The only common physiological symptom is simply enlarged breasts. Pain, tenderness, and abscesses are also possible, but more rare. Men with breasts also tend to experience many psychological side effects. They often report that dealing with breasts can be frustrating and annoying. The breasts can also be a source of a lot of shame and embarrassment, especially if people are explicitly making fun of you. For example, is it common for people to refer to male breasts as “moobs”, which simply serves to further shame those who do not like their breasts. Some men do not experience explicit antagonism because of their breasts. But they attribute their self-consciousness to the fact that society dictates that breasts are feminine. Some of their problems are compared to transgender men who have gender dysphoria and, therefore, do not like the body they were born with.

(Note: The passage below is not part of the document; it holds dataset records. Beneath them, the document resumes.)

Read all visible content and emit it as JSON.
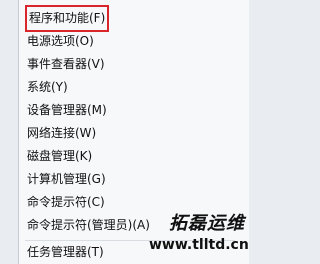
{
  "menu": {
    "items": [
      {
        "label": "程序和功能(F)",
        "highlighted": true
      },
      {
        "label": "电源选项(O)"
      },
      {
        "label": "事件查看器(V)"
      },
      {
        "label": "系统(Y)"
      },
      {
        "label": "设备管理器(M)"
      },
      {
        "label": "网络连接(W)"
      },
      {
        "label": "磁盘管理(K)"
      },
      {
        "label": "计算机管理(G)"
      },
      {
        "label": "命令提示符(C)"
      },
      {
        "label": "命令提示符(管理员)(A)"
      },
      {
        "label": "任务管理器(T)"
      }
    ]
  },
  "watermark": {
    "text_top": "拓磊运维",
    "text_bottom": "www.tlltd.cn"
  },
  "colors": {
    "highlight_border": "#d9262b",
    "menu_background": "#f7f8fa",
    "text": "#111111"
  }
}
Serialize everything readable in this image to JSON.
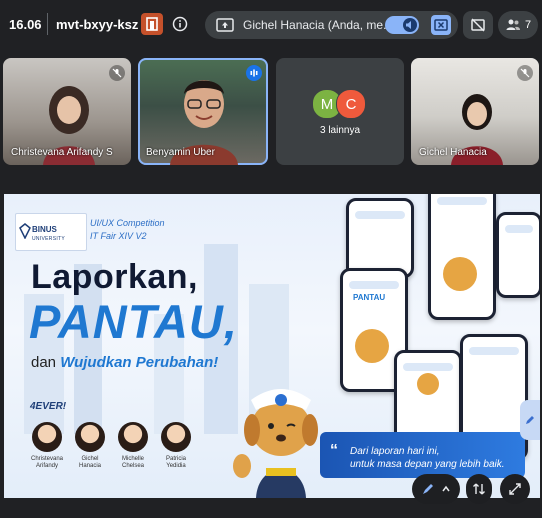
{
  "topbar": {
    "time": "16.06",
    "meeting_code": "mvt-bxyy-ksz",
    "presenting_text": "Gichel Hanacia (Anda, me...",
    "participants_count": "7"
  },
  "participants": [
    {
      "name": "Christevana Arifandy S",
      "muted": true
    },
    {
      "name": "Benyamin Uber",
      "speaking": true
    },
    {
      "others_label": "3 lainnya",
      "initials": [
        "M",
        "C"
      ]
    },
    {
      "name": "Gichel Hanacia",
      "muted": true
    }
  ],
  "slide": {
    "logo_text": "BINUS",
    "logo_sub": "UNIVERSITY",
    "competition_line1": "UI/UX Competition",
    "competition_line2": "IT Fair XIV V2",
    "headline1": "Laporkan,",
    "headline2": "PANTAU,",
    "headline3_prefix": "dan",
    "headline3_emph": "Wujudkan Perubahan!",
    "team": "4EVER!",
    "members": [
      {
        "line1": "Christevana",
        "line2": "Arifandy"
      },
      {
        "line1": "Gichel",
        "line2": "Hanacia"
      },
      {
        "line1": "Michelle",
        "line2": "Chelsea"
      },
      {
        "line1": "Patricia",
        "line2": "Yedidia"
      }
    ],
    "app_name": "PANTAU",
    "quote_line1": "Dari laporan hari ini,",
    "quote_line2": "untuk masa depan yang lebih baik."
  },
  "colors": {
    "background": "#202124",
    "accent": "#8ab4f8",
    "brand_blue": "#1f78d1"
  }
}
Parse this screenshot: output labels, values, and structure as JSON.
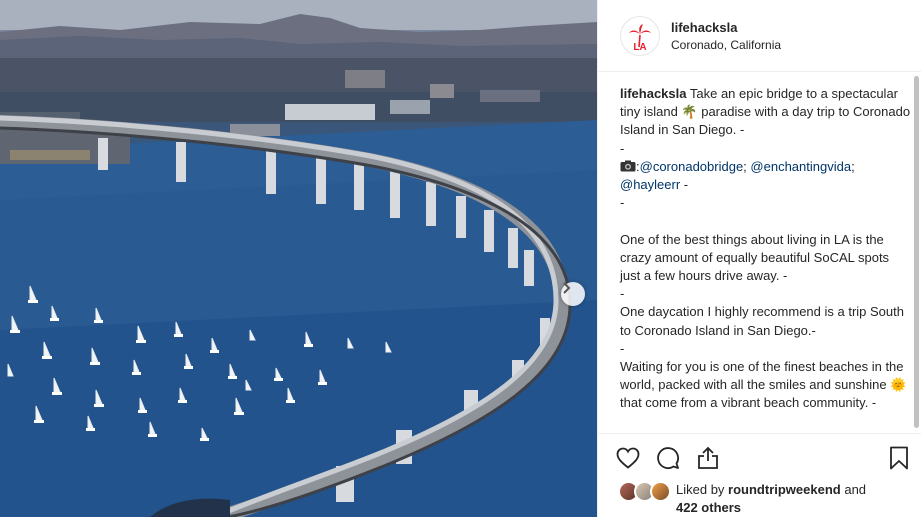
{
  "colors": {
    "brand_red": "#e8202b",
    "link_blue": "#003569",
    "text": "#262626",
    "border": "#efefef"
  },
  "media": {
    "next_icon": "chevron-right-icon"
  },
  "header": {
    "username": "lifehacksla",
    "location": "Coronado, California",
    "avatar_text": "LA",
    "avatar_icon": "palm-tree-icon"
  },
  "caption": {
    "username": "lifehacksla",
    "line1": " Take an epic bridge to a spectacular tiny island ",
    "emoji_palm": "🌴",
    "line1b": " paradise with a day trip to Coronado Island in San Diego. -",
    "dash1": "-",
    "camera_icon": "camera-icon",
    "camera_prefix": ":",
    "mention1": "@coronadobridge",
    "sep1": "; ",
    "mention2": "@enchantingvida",
    "sep2": ";",
    "mention3": "@hayleerr",
    "after_mentions": " -",
    "dash2": "-",
    "para2": "One of the best things about living in LA is the crazy amount of equally beautiful SoCAL spots just a few hours drive away. -",
    "dash3": "-",
    "para3": "One daycation I highly recommend is a trip South to Coronado Island in San Diego.-",
    "dash4": "-",
    "para4a": "Waiting for you is one of the finest beaches in the world, packed with all the smiles and sunshine ",
    "emoji_sun": "🌞",
    "para4b": " that come from a vibrant beach community. -"
  },
  "actions": {
    "like_icon": "heart-icon",
    "comment_icon": "comment-icon",
    "share_icon": "share-icon",
    "save_icon": "bookmark-icon"
  },
  "likes": {
    "prefix": "Liked by ",
    "user": "roundtripweekend",
    "middle": " and",
    "count": "422 others"
  }
}
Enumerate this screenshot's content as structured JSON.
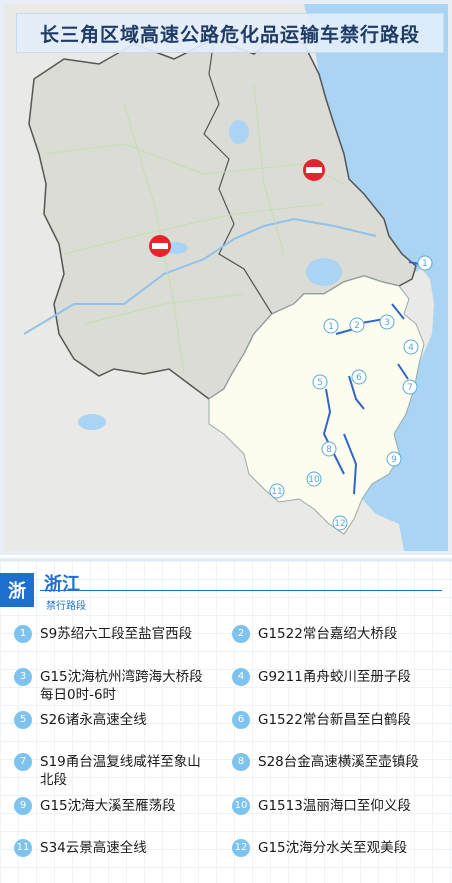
{
  "title": "长三角区域高速公路危化品运输车禁行路段",
  "province": {
    "badge": "浙",
    "name": "浙江",
    "subtitle": "禁行路段"
  },
  "colors": {
    "accent": "#1e6fd0",
    "marker": "#7ec3ee",
    "restricted_road": "#2f66c7",
    "no_entry": "#e3262e",
    "zhejiang_fill": "#fdfdf0",
    "other_fill": "#e7e7e2",
    "sea": "#a7d3f3"
  },
  "map": {
    "icons": [
      "no-entry-sign",
      "no-entry-sign"
    ],
    "markers": [
      "1",
      "1",
      "2",
      "3",
      "4",
      "5",
      "6",
      "7",
      "8",
      "9",
      "10",
      "11",
      "12"
    ]
  },
  "sections": [
    {
      "num": "1",
      "text": "S9苏绍六工段至盐官西段"
    },
    {
      "num": "2",
      "text": "G1522常台嘉绍大桥段"
    },
    {
      "num": "3",
      "text": "G15沈海杭州湾跨海大桥段\n每日0时-6时"
    },
    {
      "num": "4",
      "text": "G9211甬舟蛟川至册子段"
    },
    {
      "num": "5",
      "text": "S26诸永高速全线"
    },
    {
      "num": "6",
      "text": "G1522常台新昌至白鹤段"
    },
    {
      "num": "7",
      "text": "S19甬台温复线咸祥至象山\n北段"
    },
    {
      "num": "8",
      "text": "S28台金高速横溪至壶镇段"
    },
    {
      "num": "9",
      "text": "G15沈海大溪至雁荡段"
    },
    {
      "num": "10",
      "text": "G1513温丽海口至仰义段"
    },
    {
      "num": "11",
      "text": "S34云景高速全线"
    },
    {
      "num": "12",
      "text": "G15沈海分水关至观美段"
    }
  ]
}
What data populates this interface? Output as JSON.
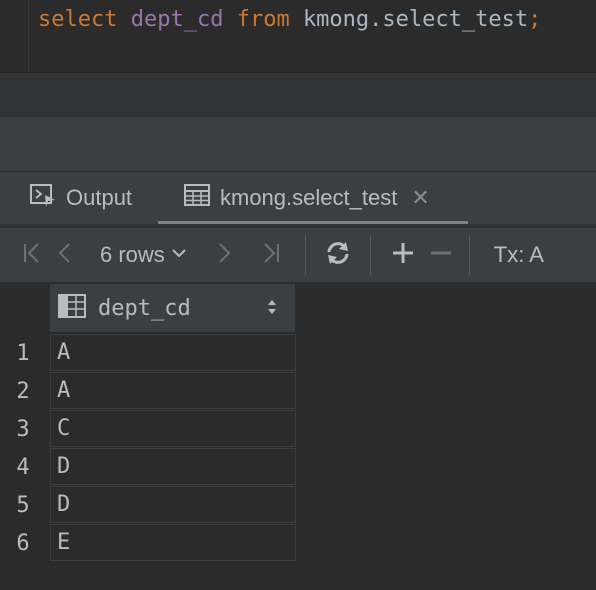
{
  "editor": {
    "kw_select": "select",
    "column": "dept_cd",
    "kw_from": "from",
    "table": "kmong.select_test",
    "semicolon": ";"
  },
  "tabs": [
    {
      "label": "Output",
      "icon": "console-icon"
    },
    {
      "label": "kmong.select_test",
      "icon": "table-icon",
      "active": true
    }
  ],
  "toolbar": {
    "rows_label": "6 rows",
    "tx_label": "Tx: A"
  },
  "grid": {
    "columns": [
      "dept_cd"
    ],
    "rows": [
      {
        "num": "1",
        "dept_cd": "A"
      },
      {
        "num": "2",
        "dept_cd": "A"
      },
      {
        "num": "3",
        "dept_cd": "C"
      },
      {
        "num": "4",
        "dept_cd": "D"
      },
      {
        "num": "5",
        "dept_cd": "D"
      },
      {
        "num": "6",
        "dept_cd": "E"
      }
    ]
  }
}
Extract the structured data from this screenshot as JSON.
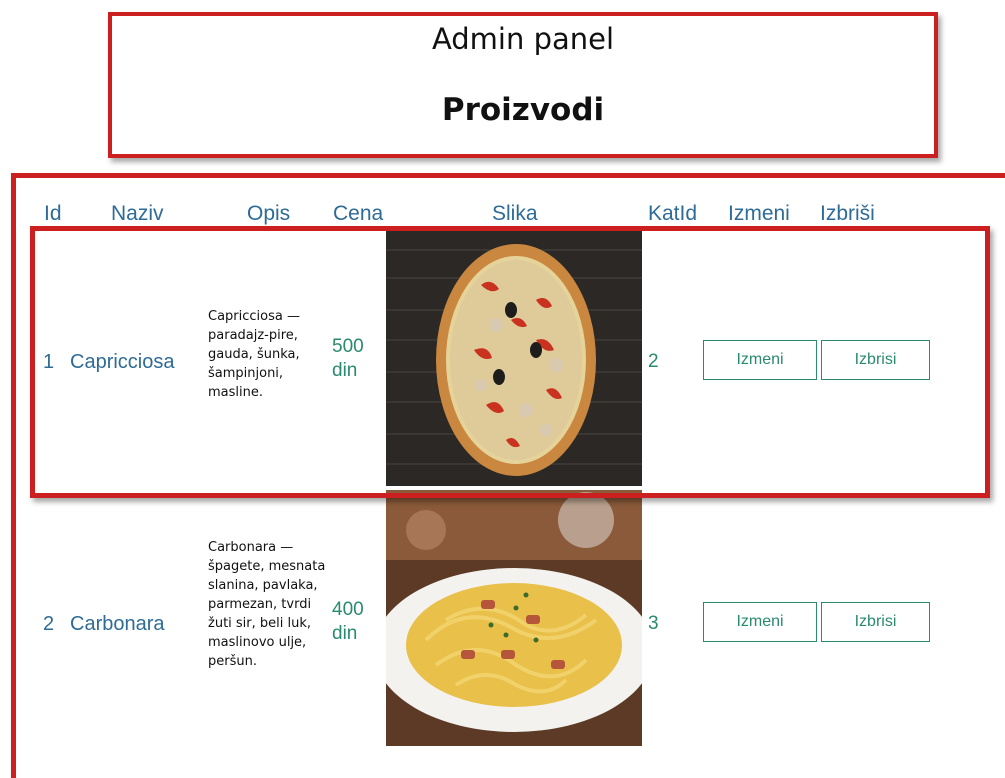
{
  "header": {
    "title": "Admin panel",
    "subtitle": "Proizvodi"
  },
  "table": {
    "columns": [
      "Id",
      "Naziv",
      "Opis",
      "Cena",
      "Slika",
      "KatId",
      "Izmeni",
      "Izbriši"
    ],
    "rows": [
      {
        "id": "1",
        "name": "Capricciosa",
        "description": "Capricciosa — paradajz-pire, gauda, šunka, šampinjoni, masline.",
        "price": "500 din",
        "image": "pizza-capricciosa-image",
        "cat_id": "2",
        "edit_label": "Izmeni",
        "delete_label": "Izbrisi"
      },
      {
        "id": "2",
        "name": "Carbonara",
        "description": "Carbonara — špagete, mesnata slanina, pavlaka, parmezan, tvrdi žuti sir, beli luk, maslinovo ulje, peršun.",
        "price": "400 din",
        "image": "pasta-carbonara-image",
        "cat_id": "3",
        "edit_label": "Izmeni",
        "delete_label": "Izbrisi"
      }
    ]
  },
  "colors": {
    "annotation_red": "#cc1f1f",
    "header_blue": "#2e6b96",
    "accent_green": "#2a8a6e"
  }
}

Those who developed breasts during puberty also tend to experience low self-esteem due to simultaneous confidence changes that are often associated with normal puberty. Men whose breasts are side effect of a medication or a disease can sometimes have an easier time managing the shame because they often have simple way of explaining away their breasts in order to excuse to their less than masculine body (unlike men who simply develop breasts naturally). Some men have less of a problem with their breasts because they report that they were never particularly attached to their masculine presentation in the first place. These men are usually privileged enough to live in a community that does not enforce strict traditional gender roles.
How long does it last?
If the hormonal imbalance that was the underlying cause of gynecomastia, then the symptoms can subside once your hormones stabilize. If it was caused by a drug, going off the drug can have immediate positive effects. Likewise, if it was caused by a curable disease, once you are cured, the side effects of having enlarged breasts can also go away. Sometimes, however, gynecomastia persists, which might require some sort of medical intervention.
Can doctors treat it?
There are some drugs and medications that can work best when administered within the first two years of experiencing symptoms. Radiation therapy has also been shown to be effective. However, no FDA approved drug therapies exist to treat gynecomastia. If your gynecomastia persists, you either need to adjust or get a plastic surgeon to perform breast reduction surgery in order to remove the excess breast tissue.
How can you manage symptoms?
You can try exercises commonly used to diminish breast fat in order to make the gynecomastia less pronounced. But to lose chest fat, you also need to lose weight on the rest of your body. You can try using the same exercises that often cause women to have flatter chests. Examples of effective exercises include high knees, push-ups, jumping jacks, bench presses, pull-ups, planks, squats, and swimming and water exercises. You can also try to reduce breast fat by eating foods that generally increase metabolism such as cacao, quinoa, green tea, leafy vegetables, chilli peppers, eggs, chia, and beans. To manage the psychological symptoms such as shame and low self-esteem, men report that support groups are very beneficial. Much of the shame stems the knowledge that society believes that breasts are for women only. Therefore, finding other men who are going through the same thing can be very psychologically beneficial.
If you notice changes in your breast, consult your doctor. You may have gynecomastia or a disease associated with it. While male breasts may not necessarily be cause to worry, it can generate a lot of shame for many men. So you may want to consider finding ways of managing or treating symptoms.